PLoS Comput Biol. 2010 Jul 22;6(7):e1000862. doi: 10.1371/journal.pcbi.1000862.
Transcriptional regulators recognize specific DNA sequences. Because these sequences are embedded in the background of genomic DNA, it is hard to identify the key cis-regulatory elements that determine disparate patterns of gene expression. The detection of the intra- and inter-species differences among these sequences is crucial for understanding the molecular basis of both differential gene expression and evolution. Here, we address this problem by investigating the target promoters controlled by the DNA-binding PhoP protein, which governs virulence and Mg(2+) homeostasis in several bacterial species. PhoP is particularly interesting; it is highly conserved in different gamma/enterobacteria, regulating not only ancestral genes but also governing the expression of dozens of horizontally acquired genes that differ from species to species. Our approach consists of decomposing the DNA binding site sequences for a given regulator into families of motifs (i.e., termed submotifs) using a machine learning method inspired by the "Divide & Conquer" strategy. By partitioning a motif into sub-patterns, computational advantages for classification were produced, resulting in the discovery of new members of a regulon, and alleviating the problem of distinguishing functional sites in chromatin immunoprecipitation and DNA microarray genome-wide analysis. Moreover, we found that certain partitions were useful in revealing biological properties of binding site sequences, including modular gains and losses of PhoP binding sites through evolutionary turnover events, as well as conservation in distant species. The high conservation of PhoP submotifs within gamma/enterobacteria, as well as the regulatory protein that recognizes them, suggests that the major cause of divergence between related species is not due to the binding sites, as was previously suggested for other regulators. Instead, the divergence may be attributed to the fast evolution of orthologous target genes and/or the promoter architectures resulting from the interaction of those binding sites with the RNA polymerase.
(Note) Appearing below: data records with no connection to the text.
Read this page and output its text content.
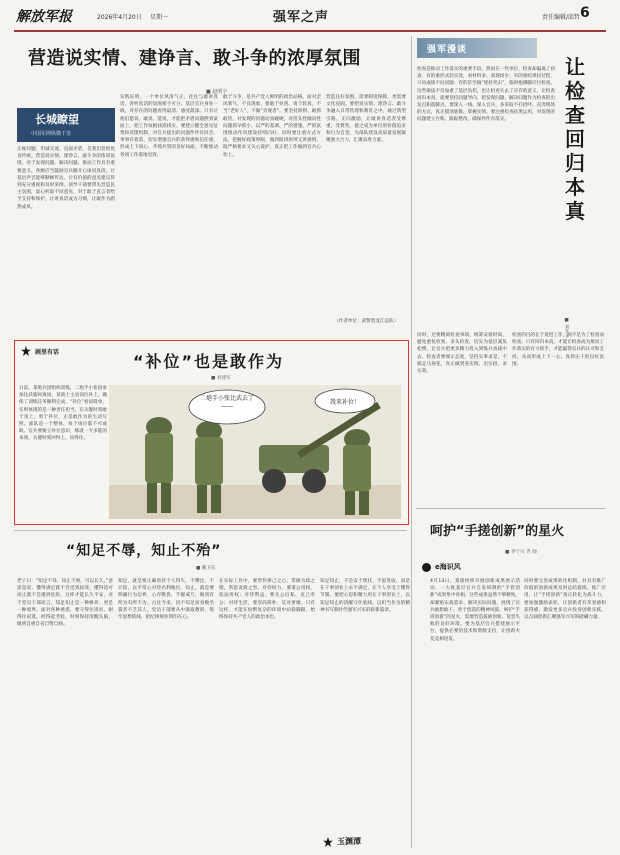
解放军报	2026年4月20日 星期一	强军之声	责任编辑/邱哲 6
营造说实情、建诤言、敢斗争的浓厚氛围
■ 赵明宇
长城瞭望
中国军网纵横千里
正视问题、坦诚交流、直面矛盾，是我们党的优良传统。营造说实情、建诤言、敢斗争的浓厚氛围，对于发现问题、解决问题、推动工作具有重要意义。各级应当鼓励官兵敞开心扉说真话，让基层声音能够顺畅传达，让有价值的意见建议得到充分重视和及时采纳。领导干部要带头营造民主氛围，虚心听取不同意见，对于敢于直言者给予支持和保护，让讲真话成为习惯，让敢作为蔚然成风。
实践证明，一个单位风清气正，往往与敢讲真话、善听真话的氛围密不可分。基层官兵身处一线，对存在的问题看得最清、感受最深。只有让他们愿说、敢说、能说，才能把矛盾问题摆到桌面上，把工作短板找准找实。要建立健全意见征集和反馈机制，对官兵提出的问题件件有回音、事事有着落，切实增强官兵的获得感和信任感，形成上下同心、齐抓共管的良好局面，不断推动各项工作落地见效。
敢于斗争，是共产党人鲜明的政治品格。面对歪风邪气、不良现象，要敢于亮剑、勇于较真，不当“老好人”，不做“旁观者”。要坚持原则、敢抓敢管，对发现的问题动真碰硬，对苗头性倾向性问题抓早抓小，以严的基调、严的措施、严的氛围推动作风建设持续向好。同时要注重方式方法，把握好政策界限，做到既讲原则又讲感情，既严格要求又关心爱护，真正把工作做到官兵心坎上。
营造良好氛围，需要制度保障，更需要文化浸润。要把说实情、建诤言、敢斗争融入日常管理和教育之中，通过典型引路、正向激励，让敢讲真话者受尊重、受褒奖，使之成为单位的价值追求和行为自觉，为部队建设高质量发展凝聚强大合力，汇聚奋进力量。
（作者单位：武警黑龙江总队）
强军漫谈
让检查回归本真
■ 刘升平
检查是推动工作落实的重要手段。然而在一些单位，检查却偏离了初衷：有的重形式轻实效，看材料多、看现场少；有的重结果轻过程，只问成绩不问问题；有的甚至搞“迎检突击”，临时抱佛脚应付检查。这些做法不仅加重了基层负担，也让检查失去了应有的意义。让检查回归本真，就要坚持问题导向，把发现问题、解决问题作为检查的出发点和落脚点。要深入一线、深入官兵，多采取不打招呼、直奔现场的方式，真正摸清底数、掌握实情。要注重检查结果运用，对发现的问题建立台账、跟踪整改，确保件件有落实。
同时，还要精简检查事项，统筹安排时间，避免重复检查、多头检查，切实为基层减负松绑，让官兵把更多精力投入到练兵备战中去。检查者要端正态度，坚持实事求是，不搞走马观花，真正做到查实情、出实招、求实效。
检查的目的在于促进工作，而不是为了检查而检查。只有回归本真，才能让检查成为推动工作落实的有力抓手，才能赢得官兵的认可和支持，从而形成上下一心、真抓实干的良好氛围。
呵护“手搓创新”的星火
■ 李宁川 齐 帅
e海识风
4月13日，某旅组织开展创新成果展示活动，一大批基层官兵自发研制的“手搓创新”成果集中亮相。这些成果虽然不够精致，却紧贴实战需求、解决实际问题，展现了官兵敢想敢干、善于创造的精神风貌。呵护“手搓创新”的星火，需要营造鼓励创新、宽容失败的良好环境。要为基层官兵搭建展示平台，提供必要的技术和资源支持，让创新火花竞相迸发。
同时要完善成果转化机制，对具有推广价值的创新成果及时总结提炼、推广应用，让“手搓创新”真正转化为战斗力。要加强激励表彰，让创新者有荣誉感和获得感，激发更多官兵投身创新实践，以点滴创新汇聚强军兴军的磅礴力量。
画里有话	“补位”也是敢作为
■ 刘建军
日前，某炮兵团组织训练，二炮手小张因参加比武临时离岗，某战士主动顶位补上，确保了训练任务顺利完成。“补位”看似简单，实则体现的是一种责任担当。在关键时刻敢于顶上、勇于补位，正是敢作为的生动写照。部队是一个整体，每个岗位都不可或缺。官兵要树立补位意识，练就一专多能的本领，关键时刻冲得上、顶得住。
二炮手小张比武去了——
我来补位！
“知足不辱，知止不殆”
■ 戴卫东
老子曰：“知足不辱，知止不殆，可以长久。”意思是说，懂得满足就不会受到屈辱，懂得适可而止就不会遇到危险，这样才能长久平安。对于党员干部而言，知足知止是一种修养，更是一种境界。面对各种诱惑，要守得住清贫、耐得住寂寞、经得起考验，时刻保持清醒头脑，做到自重自省自警自励。
知足，就是要正确看待个人得失，不攀比、不计较，以平常心对待名利地位。知止，就是要明确行为边界，心存敬畏、手握戒尺，做到有所为有所不为。古往今来，因不知足而身败名裂者不乏其人。党员干部要从中汲取教训，筑牢思想防线，把纪律规矩刻印在心。
在实际工作中，要常怀律己之心，常修为政之德，常思贪欲之害。对待权力，要秉公用权、依法用权；对待利益，要先公后私、克己奉公；对待生活，要崇尚简朴、反对奢靡。只有这样，才能在纷繁复杂的环境中站稳脚跟，始终保持共产党人的政治本色。
知足知止，不是安于现状、不思进取，而是在干事创业上永不满足，在个人享受上懂得节制。要把心思和精力用在干事创业上，以知足知止的清醒守住底线，以担当作为的精神书写新时代强军兴军的崭新篇章。
玉渊潭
转录调控因子识别特定的 DNA 序列。由于这些序列嵌入在基因组 DNA 的背景中,因此很难确定决定基因表达不同模式的关键顺式调控元件。检测这些序列在种内和种间的差异对于理解差异基因表达和进化的分子基础至关重要。在这里,我们通过研究受 DNA 结合 PhoP 蛋白控制的靶启动子来解决这个问题,PhoP 蛋白在几种细菌中控制着毒力和 Mg(2+)稳态。PhoP 非常有趣;它在不同的γ/肠杆菌中高度保守,不仅调节祖先基因,还调控数十个水平获得的基因的表达,这些基因在不同物种之间存在差异。我们的方法包括使用受“分而治之”策略启发的机器学习方法将给定调控因子的 DNA 结合位点序列分解为基序(即称为亚基序)家族。通过将基序划分为子模式,可以产生分类的计算优势,从而发现调控子的新成员,并缓解在染色质免疫沉淀和 DNA 微阵列全基因组分析中区分功能位点的问题。此外,我们发现某些分区有助于揭示结合位点序列的生物学特性,包括通过进化更替事件导致 PhoP 结合位点的模块化获得和丧失,以及在远缘物种中的保守性。PhoP 亚基序在γ/肠杆菌中的高度保守性,以及识别它们的调节蛋白,表明相关物种之间的主要分歧原因不是结合位点,这与之前对其他调控因子的假设不同。相反,这种分歧可能归因于同源靶基因的快速进化和/或由这些结合位点与 RNA 聚合酶相互作用产生的启动子结构。